Fund-raising is a controversially time-consuming task for presidents in the US today.

Professor Shapiro said: "Mobilising resources is difficult for a university president in this country. My way was no more than 20-25 per cent of my schedule. I do what I can in that time and devote the rest to other things."

These include regular contact with students. He had an open-door policy on Mondays and gave weekly lectures in economics, in which he gained a doctorate at Princeton.

Professor Shapiro's public service to his religious community is also reminiscent of Reverend Witherspoon. During his tenure at Michigan, both as president and professor of economics, the state legislature was in the habit of inviting him to give classes in practical economics, which achieved a quasi-legendary reputation and raised the university's profile.

Professor Shapiro has also put Princeton in the national limelight by serving under successive presidents, most recently as chairman of Bill Clinton's national advisory committee for bioethics.

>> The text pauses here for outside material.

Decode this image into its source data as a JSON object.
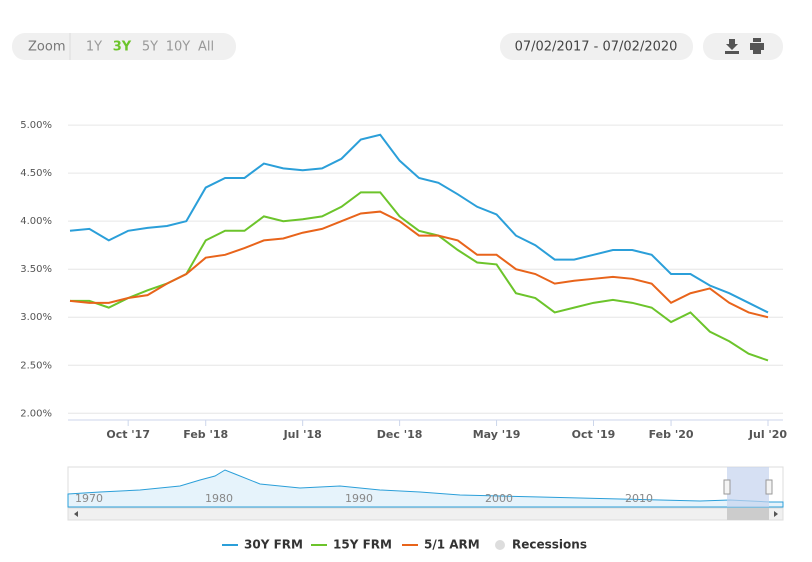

After the summer, Professor Shapiro will return to the Woodrow Wilson school of public and international affairs, where he will exchange economics for bioethics.

He also attracted worldwide attention after his recent appointment of Peter Singer, the celebrated bioethicist, to Princeton's faculty.

Robert George, professor of jurisprudence at Princeton, said the Paisley unveiling had nothing to do with religion, Christian or Jewish.

Professor George argued that Reverend Witherspoon "wouldn't recognise Princeton (now) for its thinned-out new-age spiritualities and vague references to ideals that are beyond the material, but without any substance or rootedness in Christianity, in the Hebraic tradition, even in the classical tradition."

Professor George speculated on what Witherspoon might have to say to Professor Shapiro. "He might observe a sharpening of mental skills, but not reaching anything recognisable as an understanding of human meaning, value and significance."

  • Shirley M. Caldwell Tilghman takes over as Princeton's 19th and first woman president today. She joined Princeton in 1986 as Howard A. Prior professor of life sciences and in 1999 was a founding director of the university's Lewis-Siegler Institute for Integrative Genomics, an extension of her key role nationally in mapping the human genome.

Professor Caldwell, a Canadian, was also a founder of the National Advisory Council of the Human Genome Project Initiative for the National Institutes of Health. Her academic work has focused on mammalian genetics, especially the role of genes in embryo development.

She is renowned for promoting the cause of women in science. Trends in the Careers of Life Sciences, a report published in 1998 by a committee she chaired for the National Research Council, pushed her into the spotlight. Between 1993 and 2000, she chaired Princeton's council on science and technology and received the President's Award (1996) for Distinguished Teaching.

She was responsible for initiating Princeton's post-doctoral teaching fellowship, which spans all science and engineering disciplines and brings postdoctoral students to the campus each year for research and teaching.

She leads an alumni course on the human genome.